A Brief Overview of Computational Statistics with an Example using Monte Carlo Methods

2024-10-31

What is computational statistics?

It is the application of computational techniques and computers in general to solve statistical problems that are difficult or impossible to solve analytically or by hand.
It typically involves numerical methods or algorithms that can estimate or simulate statistical scenarios.

How is it typically performed?

Common techniques used in computational statistics are:

Monte Carlo methods
Resampling methods
Bayesian methods
Maximum likelihood estimation
Bootstrapping

History of the Monte Carlo technique

The technique was developed by American mathematicians Stanislaw Ulam and John von Neumann while working on the Manhattan Project.
It saw application in quantum mechanics and more generally in complex system dynamics, as well as in the computation of analytic results in path integration.
Recent applications utilize Bayesian inference, and have been able to reduce system noise by orders of magnitude.

How do Monte Carlo methods work?

Unlike traditional simulation approaches, which estimate uncertainty in a known (deterministic) scenario, Monte Carlo methods use probabilistic techniques to solve deterministic problems.
Random samples are repeatedly generated from a probability distribution, and the numerical results are analyzed to make inferences.
The process involves defining a sample space/input domain, generating random inputs over that domain from some probability distribution, and dividing the results into categories to make inferences as to the frequency of those categories.

Example

Consider the following analytic question:

Compute the value of the integral \(\int_{0}^{1}\int_{0}^{1}\int_{0}^{1}e^{-(x + y + z)}dxdydz\).

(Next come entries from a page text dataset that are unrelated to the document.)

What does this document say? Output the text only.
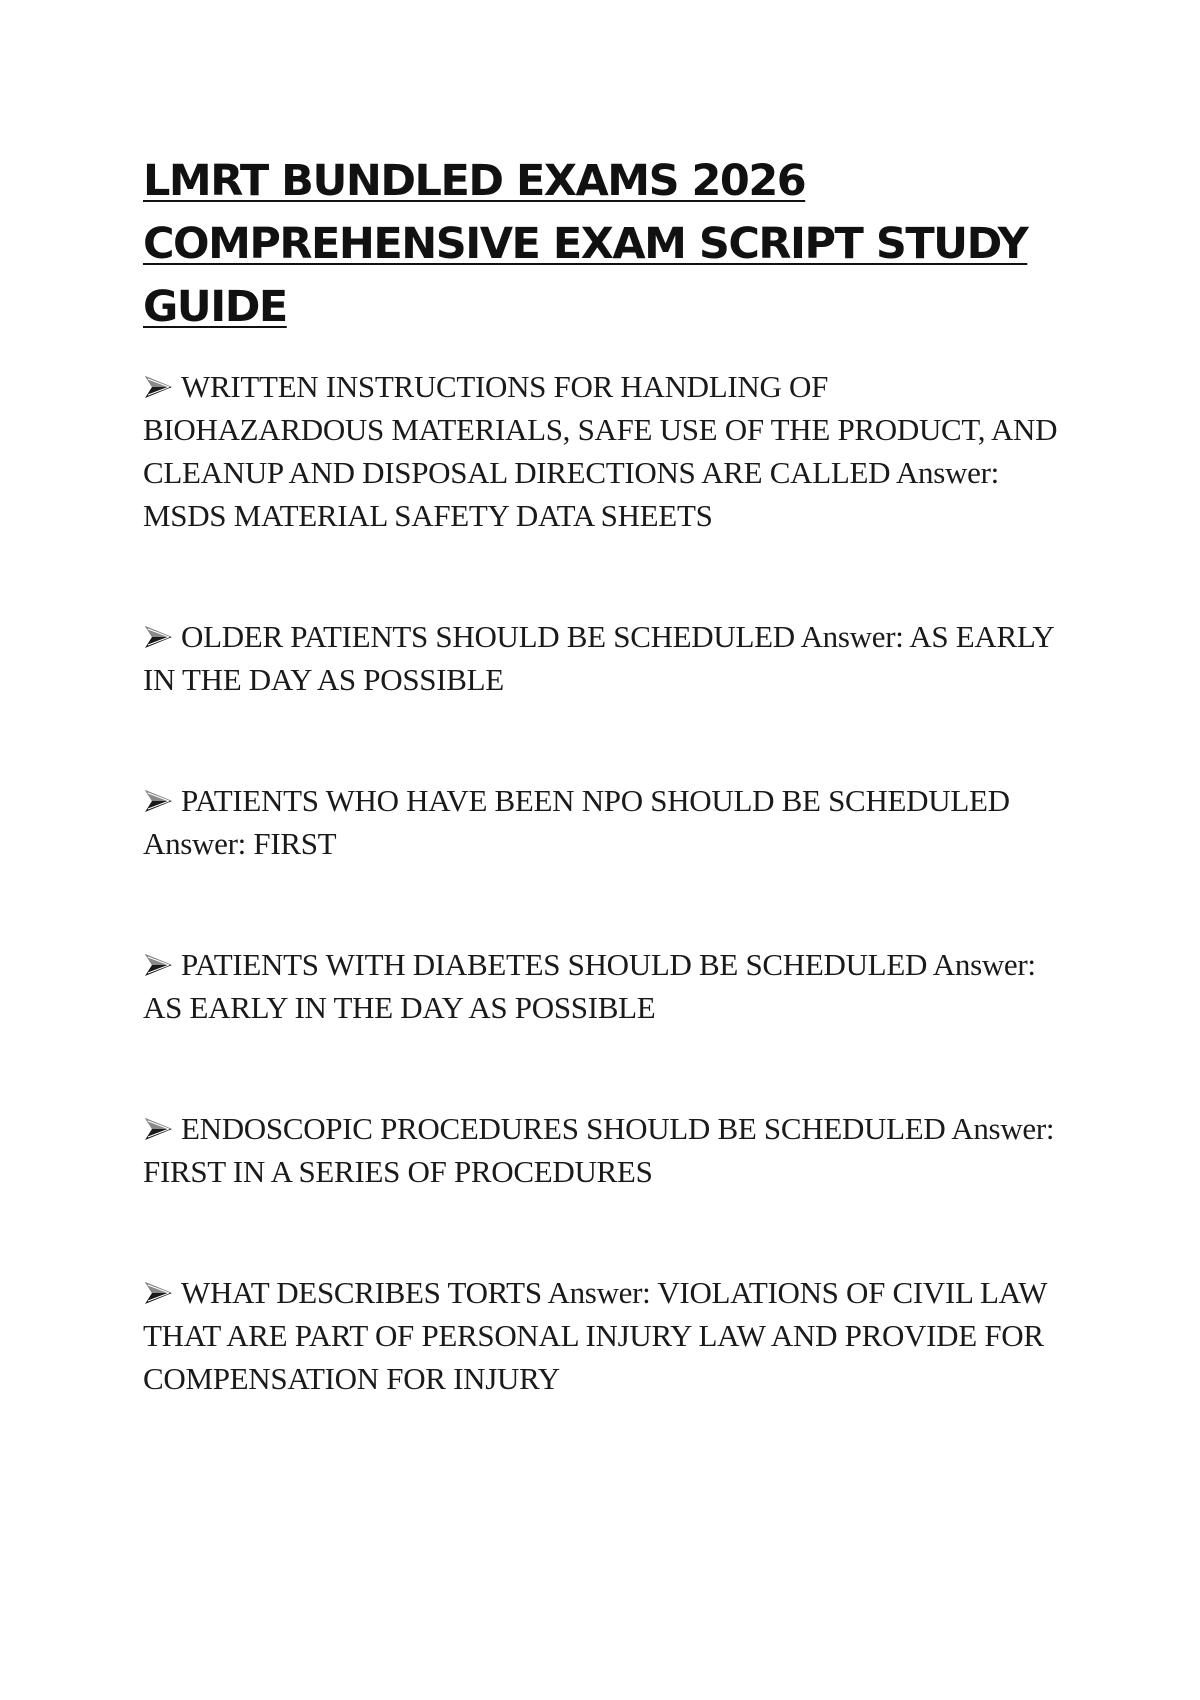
LMRT BUNDLED EXAMS 2026
COMPREHENSIVE EXAM SCRIPT STUDY
GUIDE
WRITTEN INSTRUCTIONS FOR HANDLING OF BIOHAZARDOUS MATERIALS, SAFE USE OF THE PRODUCT, AND CLEANUP AND DISPOSAL DIRECTIONS ARE CALLED Answer: MSDS MATERIAL SAFETY DATA SHEETS
OLDER PATIENTS SHOULD BE SCHEDULED Answer: AS EARLY IN THE DAY AS POSSIBLE
PATIENTS WHO HAVE BEEN NPO SHOULD BE SCHEDULED Answer: FIRST
PATIENTS WITH DIABETES SHOULD BE SCHEDULED Answer: AS EARLY IN THE DAY AS POSSIBLE
ENDOSCOPIC PROCEDURES SHOULD BE SCHEDULED Answer: FIRST IN A SERIES OF PROCEDURES
WHAT DESCRIBES TORTS Answer: VIOLATIONS OF CIVIL LAW THAT ARE PART OF PERSONAL INJURY LAW AND PROVIDE FOR COMPENSATION FOR INJURY
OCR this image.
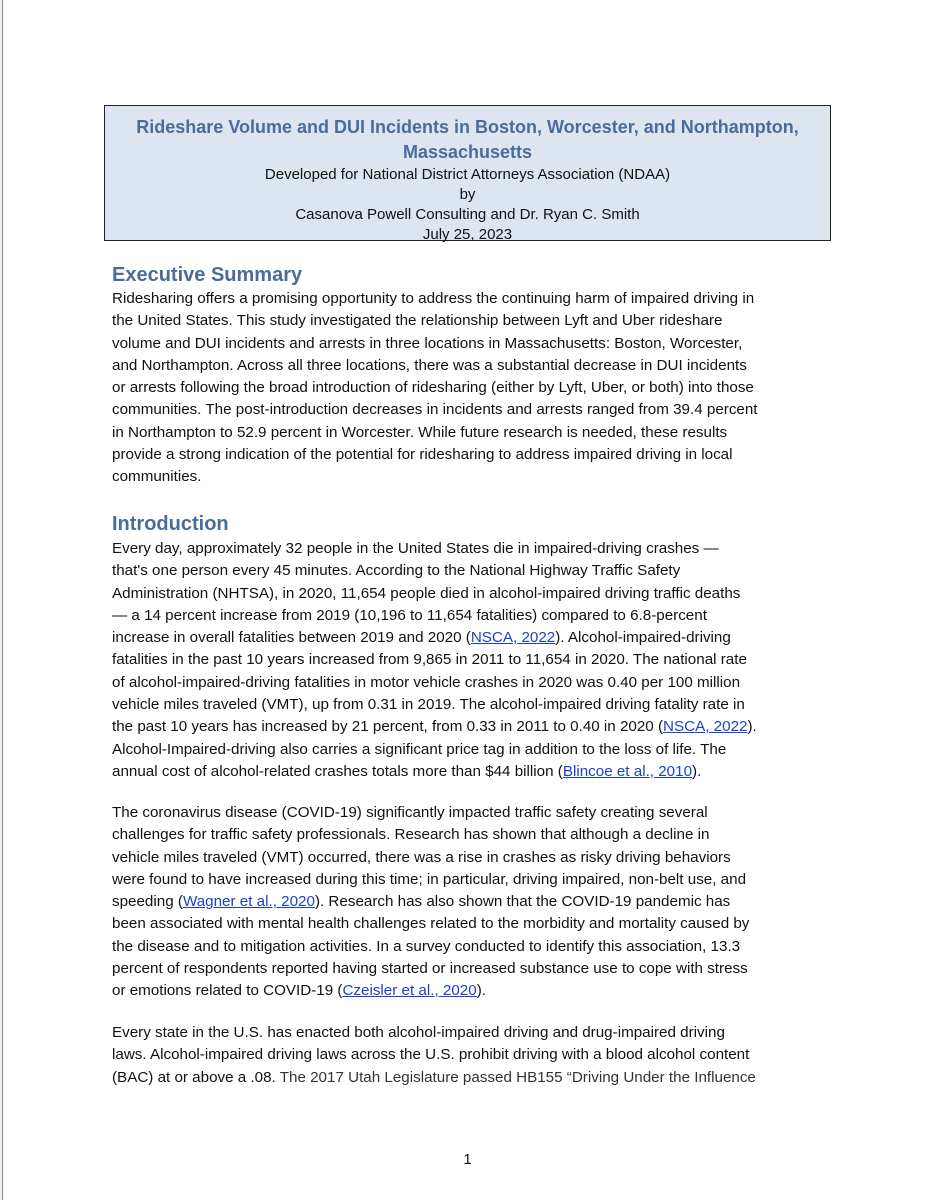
Rideshare Volume and DUI Incidents in Boston, Worcester, and Northampton,
Massachusetts
Developed for National District Attorneys Association (NDAA)
by
Casanova Powell Consulting and Dr. Ryan C. Smith
July 25, 2023
Executive Summary
Ridesharing offers a promising opportunity to address the continuing harm of impaired driving in
the United States. This study investigated the relationship between Lyft and Uber rideshare
volume and DUI incidents and arrests in three locations in Massachusetts: Boston, Worcester,
and Northampton. Across all three locations, there was a substantial decrease in DUI incidents
or arrests following the broad introduction of ridesharing (either by Lyft, Uber, or both) into those
communities. The post-introduction decreases in incidents and arrests ranged from 39.4 percent
in Northampton to 52.9 percent in Worcester. While future research is needed, these results
provide a strong indication of the potential for ridesharing to address impaired driving in local
communities.
Introduction
Every day, approximately 32 people in the United States die in impaired-driving crashes —
that's one person every 45 minutes. According to the National Highway Traffic Safety
Administration (NHTSA), in 2020, 11,654 people died in alcohol-impaired driving traffic deaths
— a 14 percent increase from 2019 (10,196 to 11,654 fatalities) compared to 6.8-percent
increase in overall fatalities between 2019 and 2020 (NSCA, 2022). Alcohol-impaired-driving
fatalities in the past 10 years increased from 9,865 in 2011 to 11,654 in 2020. The national rate
of alcohol-impaired-driving fatalities in motor vehicle crashes in 2020 was 0.40 per 100 million
vehicle miles traveled (VMT), up from 0.31 in 2019. The alcohol-impaired driving fatality rate in
the past 10 years has increased by 21 percent, from 0.33 in 2011 to 0.40 in 2020 (NSCA, 2022).
Alcohol-Impaired-driving also carries a significant price tag in addition to the loss of life. The
annual cost of alcohol-related crashes totals more than $44 billion (Blincoe et al., 2010).
The coronavirus disease (COVID-19) significantly impacted traffic safety creating several
challenges for traffic safety professionals. Research has shown that although a decline in
vehicle miles traveled (VMT) occurred, there was a rise in crashes as risky driving behaviors
were found to have increased during this time; in particular, driving impaired, non-belt use, and
speeding (Wagner et al., 2020). Research has also shown that the COVID-19 pandemic has
been associated with mental health challenges related to the morbidity and mortality caused by
the disease and to mitigation activities. In a survey conducted to identify this association, 13.3
percent of respondents reported having started or increased substance use to cope with stress
or emotions related to COVID-19 (Czeisler et al., 2020).
Every state in the U.S. has enacted both alcohol-impaired driving and drug-impaired driving
laws. Alcohol-impaired driving laws across the U.S. prohibit driving with a blood alcohol content
(BAC) at or above a .08. The 2017 Utah Legislature passed HB155 “Driving Under the Influence
1
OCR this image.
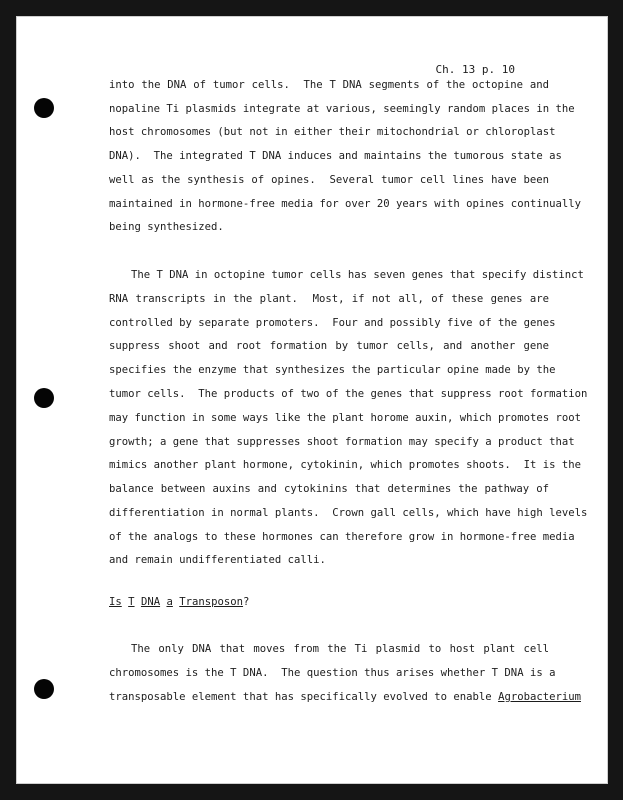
Ch. 13 p. 10
into the DNA of tumor cells.  The T DNA segments of the octopine and
nopaline Ti plasmids integrate at various, seemingly random places in the
host chromosomes (but not in either their mitochondrial or chloroplast
DNA).  The integrated T DNA induces and maintains the tumorous state as
well as the synthesis of opines.  Several tumor cell lines have been
maintained in hormone-free media for over 20 years with opines continually
being synthesized.
The T DNA in octopine tumor cells has seven genes that specify distinct
RNA transcripts in the plant.  Most, if not all, of these genes are
controlled by separate promoters.  Four and possibly five of the genes
suppress shoot and root formation by tumor cells, and another gene
specifies the enzyme that synthesizes the particular opine made by the
tumor cells.  The products of two of the genes that suppress root formation
may function in some ways like the plant horome auxin, which promotes root
growth; a gene that suppresses shoot formation may specify a product that
mimics another plant hormone, cytokinin, which promotes shoots.  It is the
balance between auxins and cytokinins that determines the pathway of
differentiation in normal plants.  Crown gall cells, which have high levels
of the analogs to these hormones can therefore grow in hormone-free media
and remain undifferentiated calli.
Is T DNA a Transposon?
The only DNA that moves from the Ti plasmid to host plant cell
chromosomes is the T DNA.  The question thus arises whether T DNA is a
transposable element that has specifically evolved to enable Agrobacterium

We will use the Monte Carlo method to estimate the value of this integral by generating random points in the unit cube, and computing the average value of the integrand on those points. For reference, the true value of the integral is \((1 - \frac{1}{e})^{3}\), or roughly 0.25.

Example (cont.)

After generating 1000 random points, I computed the average value of \(e^{-(x_{1} + x_{2} + x_{3})}\) for each 3D point \(x = (x_{1}, x_{2}, x_{3})\) and plotted them.

integrand <- function(x) {
  exp(-sum(x))
}

monte_carlo_integration <- function(num_samples) {
  estimates <- numeric(num_samples)
  errors <- numeric(num_samples)
  for (i in 1:num_samples) {
    points <- matrix(runif(i * 3), ncol = 3) 
    values <- apply(points, 1, integrand)    
    estimates[i] <- mean(values)              
    errors[i] <- abs(estimates[i] - 0.25258)
  }
  return(list(estimates = estimates, errors = errors))
}

Example (cont.)

Here, I calculated the absolute error between the previously computed values and the true value of the integral.